4.1 In role-play situations and in an actual classroom (See 3.1) demonstrate strategies for assessing students’ skill needs in the areas of Language Arts (including Reading), Math, Science, and Social Studies based on the FSM and State curriculum standards and benchmarks. A scoring rubric will be used.

CSLO (General) 5: Demonstrate strategies for managing a differentiated classroom in the FSM

Student Learning Outcome (specific)

ISLO

PSLO

Assessment Strategies

5.1 Demonstrate strategies for establishing, teaching, and enforcing classroom rules and routines in an FSM classroom.

1,4

1,2,3

5.1 In role-play situations and in an actual classroom (See 3.1) demonstrate strategies for establishing, teaching, and enforcing classroom rules and routines. A scoring rubric will be used.

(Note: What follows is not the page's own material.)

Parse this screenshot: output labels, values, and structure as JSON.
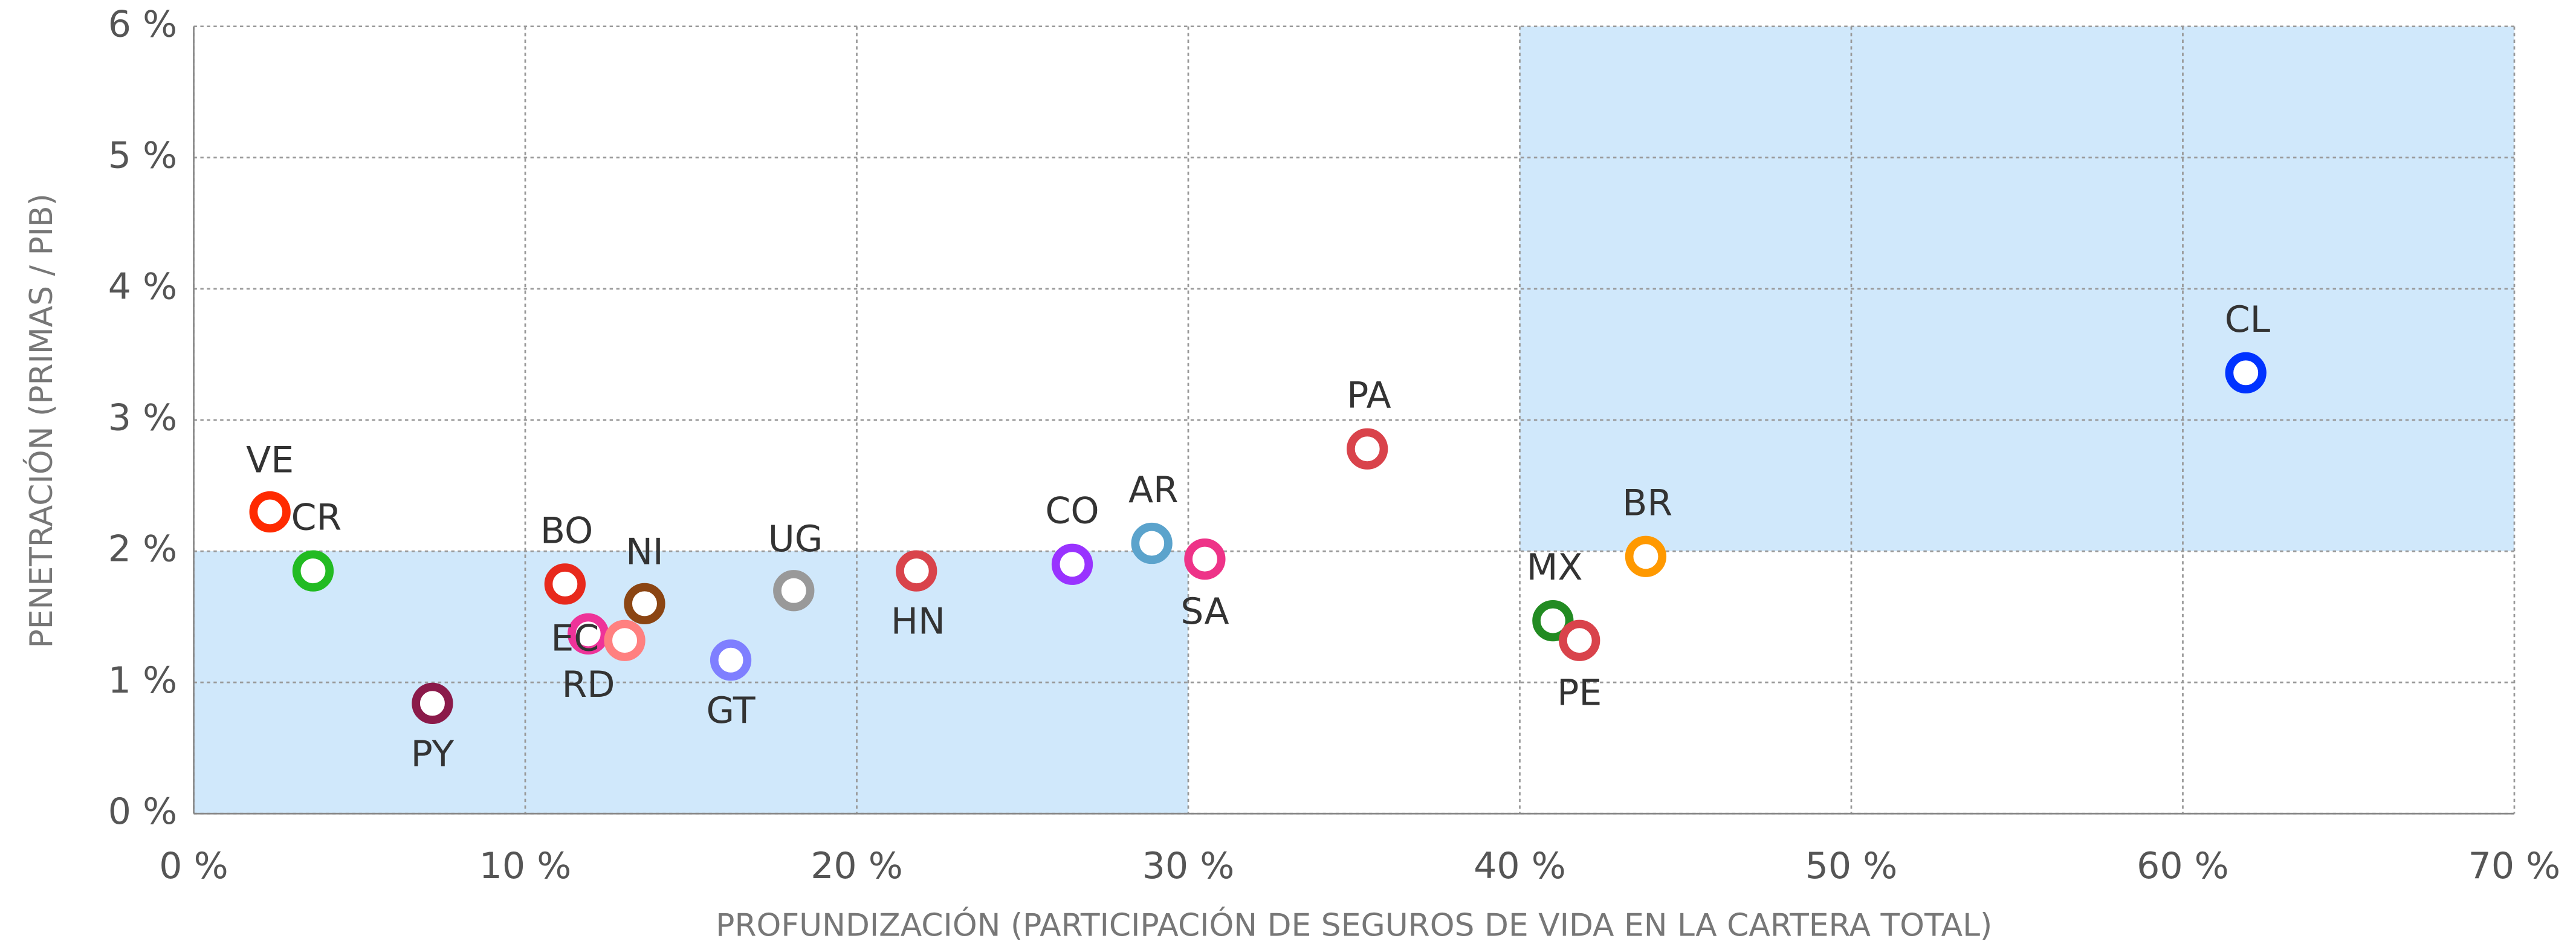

5.2 Develop a classroom schedule for an FSM classroom.

1,4

1,2

5.2 Develop a written schedule suitable for use in an FSM classroom. A scoring rubric will be used.

5.3 Develop a classroom layout suitable for an FSM classroom.

1,4

1,2

5.3 Develop a written classroom layout suitable for a differentiated classroom in the FSM. A scoring rubric will be used.

5.4 Demonstrate “least intrusive” strategies for handling minor off-task behavior.

1,4

1,2

5.4 In role-play situations and in an actual classroom (See 3.1) demonstrate “least intrusive” strategies for handling minor off-task behavior. A scoring rubric will be used.

5.5 Demonstrate strategies for handling off-task student behavior patterns.

1,4

1,2

5.5 In role-play situations, demonstrate strategies for handling off-task student behavior patterns. A scoring rubric is used.







5) COURSE CONTENT:

1. Goals of a differentiated classroom in an FSM school

2. Stages of child and adolescent development and theories of learning as related to learning in

an FSM classroom

3. Curriculum planning for FSM classrooms

4. Instructional strategies, activities, and materials in content areas to meet diverse student needs

5. Assessment of student learning in an FSM classroom

6. Strategies for managing an FSM classroom

6) METHOD(S) OF INSTRUCTION:

[X ] Lecture [X ] Cooperative learning groups

[ ] Laboratory [X ] In-class exercises

[ ] Audio visual [X ] Demonstrations by the instructor

[ ] Other

7) REQUIRED TEXT(S) AND COURSE MATERIALS:

Tomlinson, C.A. (2014). The differentiated classroom: Responding to the needs of all learners.

Alexandria, VA: Association for Supervision and Curriculum Development (or more recent

edition)

8) REFERENCE MATERIALS:

FSM and State curriculum standards and benchmarks

9) INSTRUCTIONAL COSTS:

None

10) EVALUATION: Summative evaluation is accomplished by having the students write a

reflection paper and submit a portfolio of all of assignments, exams, lesson plans, and

associated materials developed in the course. Both the reflection paper and the portfolio are

scored with rubrics. Student professionalism is measured through the completion of the

Professionalism Rubric at least twice during the semester.